In the midst of that stellar season, Tolvanen competed for Finland in the 2018 PyeongChang Olympics and had nine points (3g-6a) in five games. In addition to outscoring notable names such as Ilya Kovalchuk and Pavel Datsyuk, he posted the second-highest point total by an under-19 player in Olympic history.
He played three games for the Preds during the spring of 2018 - less than a year after Nashville drafted him - but Tolvanen's transition on this side of the Atlantic Ocean needed time to develop.
Tolvanen's first full season with the Milwaukee Admirals came in 2018-19 with 15 goals and 35 points to his name. He also scored his first NHL goal in four more games with the Preds, and in 2019-20 with the Ads, Tolvanen became a 20-goal scorer - 21 to be exact - in his best professional season yet.
The Predators remained high on their prospect, and the organization was hopeful he would be ready to prove he belonged on the NHL roster in 2021. With a power-play goal like he scored on Tuesday, staying in the lineup shouldn't be a problem.
"He's on our unit, so I know if I can just try to find him through that seam, it'll be in the back of the net, there's almost a guarantee on that," Forsberg said of Tolvanen. "He definitely needs to shoot it more, and I think he's been playing well. He's been working really hard, I think he's been way more physical than I thought he could be - he's actually pretty strong, he doesn't look that big, but he's a strong boy - and he's got an elite shot and obviously proved it on that shot."
Video: Rinne, Forsberg, Tolvanen lead Preds to 2-0 victory
As most hockey players would be, Tolvanen was subdued in his media availability following Tuesday's contest, but his smile following the goal, and the way he spoke postgame, gave him away as a player who looks and sounds more comfortable and confident at this level than he's ever been before.

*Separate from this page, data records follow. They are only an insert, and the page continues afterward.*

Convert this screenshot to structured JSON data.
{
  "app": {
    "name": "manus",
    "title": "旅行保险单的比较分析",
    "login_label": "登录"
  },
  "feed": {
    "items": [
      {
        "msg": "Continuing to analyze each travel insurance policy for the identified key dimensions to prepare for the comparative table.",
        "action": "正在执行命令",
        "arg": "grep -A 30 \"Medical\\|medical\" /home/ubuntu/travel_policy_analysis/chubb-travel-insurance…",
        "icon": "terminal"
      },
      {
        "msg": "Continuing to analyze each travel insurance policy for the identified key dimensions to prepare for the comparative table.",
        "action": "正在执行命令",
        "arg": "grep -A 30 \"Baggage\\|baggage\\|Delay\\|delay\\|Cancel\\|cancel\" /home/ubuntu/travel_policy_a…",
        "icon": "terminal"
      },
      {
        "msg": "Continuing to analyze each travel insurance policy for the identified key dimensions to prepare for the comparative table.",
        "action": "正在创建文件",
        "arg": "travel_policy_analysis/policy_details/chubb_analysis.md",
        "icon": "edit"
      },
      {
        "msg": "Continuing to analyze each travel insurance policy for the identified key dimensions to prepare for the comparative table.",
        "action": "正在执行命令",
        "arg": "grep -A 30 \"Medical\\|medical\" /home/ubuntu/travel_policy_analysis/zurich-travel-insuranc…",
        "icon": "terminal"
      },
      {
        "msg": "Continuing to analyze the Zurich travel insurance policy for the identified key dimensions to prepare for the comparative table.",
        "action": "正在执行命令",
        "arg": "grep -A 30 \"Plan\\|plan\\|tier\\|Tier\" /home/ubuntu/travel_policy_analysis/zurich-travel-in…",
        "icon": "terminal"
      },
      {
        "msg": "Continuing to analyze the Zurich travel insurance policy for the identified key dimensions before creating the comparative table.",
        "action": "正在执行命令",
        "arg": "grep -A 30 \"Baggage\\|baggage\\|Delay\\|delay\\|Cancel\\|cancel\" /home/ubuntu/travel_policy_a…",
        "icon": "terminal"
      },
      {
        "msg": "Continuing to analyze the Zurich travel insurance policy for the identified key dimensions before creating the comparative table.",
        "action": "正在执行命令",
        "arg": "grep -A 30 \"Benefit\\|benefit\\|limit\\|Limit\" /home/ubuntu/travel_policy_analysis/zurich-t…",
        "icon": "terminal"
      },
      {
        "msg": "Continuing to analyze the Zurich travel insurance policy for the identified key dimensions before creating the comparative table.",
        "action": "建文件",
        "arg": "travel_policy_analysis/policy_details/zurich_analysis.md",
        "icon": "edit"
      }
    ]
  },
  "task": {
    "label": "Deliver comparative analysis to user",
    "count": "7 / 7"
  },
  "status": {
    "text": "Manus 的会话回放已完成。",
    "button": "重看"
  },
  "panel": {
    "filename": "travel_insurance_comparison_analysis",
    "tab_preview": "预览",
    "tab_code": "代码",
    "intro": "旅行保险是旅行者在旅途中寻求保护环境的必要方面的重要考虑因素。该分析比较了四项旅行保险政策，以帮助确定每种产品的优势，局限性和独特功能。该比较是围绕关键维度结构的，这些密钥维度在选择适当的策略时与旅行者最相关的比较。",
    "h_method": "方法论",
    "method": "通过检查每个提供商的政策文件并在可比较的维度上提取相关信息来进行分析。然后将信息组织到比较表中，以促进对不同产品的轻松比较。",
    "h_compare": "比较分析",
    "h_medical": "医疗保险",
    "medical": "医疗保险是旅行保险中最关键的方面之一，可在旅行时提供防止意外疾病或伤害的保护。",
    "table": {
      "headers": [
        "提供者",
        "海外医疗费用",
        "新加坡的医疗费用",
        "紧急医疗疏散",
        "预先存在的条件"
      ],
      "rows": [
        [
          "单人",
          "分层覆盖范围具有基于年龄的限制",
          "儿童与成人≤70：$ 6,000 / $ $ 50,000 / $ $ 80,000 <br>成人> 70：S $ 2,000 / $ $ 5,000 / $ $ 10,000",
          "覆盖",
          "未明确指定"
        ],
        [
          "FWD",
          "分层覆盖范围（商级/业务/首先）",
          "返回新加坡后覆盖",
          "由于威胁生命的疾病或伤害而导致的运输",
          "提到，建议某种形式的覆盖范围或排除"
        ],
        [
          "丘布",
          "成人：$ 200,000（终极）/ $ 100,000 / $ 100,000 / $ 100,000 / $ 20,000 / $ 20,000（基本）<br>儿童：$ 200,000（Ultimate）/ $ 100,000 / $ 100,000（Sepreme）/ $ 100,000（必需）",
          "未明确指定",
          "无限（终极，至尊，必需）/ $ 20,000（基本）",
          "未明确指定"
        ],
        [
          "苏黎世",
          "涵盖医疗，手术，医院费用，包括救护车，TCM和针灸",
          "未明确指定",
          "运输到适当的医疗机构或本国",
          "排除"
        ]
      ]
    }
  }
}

"We played really well [Tuesday], and I think it's a good sign that you get more ice time and get a chance to play in a first power play with those guys," Tolvanen said. "We showed [what we can do when] we scored two goals, and I think we just have to build on that, just to keep working and get more ice time."
Just about every player on the Predators roster - Tolvanen included - can be better as the group looks to fight their way back into the thick of the Central Division standings, and they'll need contributions from the young Finn if that hope is to become a reality.
Even so, seeing a power-play goal from Tolvanen, a play that so many knew he was capable of producing come to fruition, was certainly satisfying.
And just as the Predators never stopped believing Tolvanen's time in the NHL would come, they also trust this is just the beginning of goals the group will need in the months ahead.
"He's done a nice job, so hopefully this gives him a little bit [of confidence] and he feels good about himself as he continues to move forward," Hynes said. "Hopefully his game continues to grow. We've liked what we've seen so far - 5-on-5 and on the powerplay - so hopefully he continues to do a good job."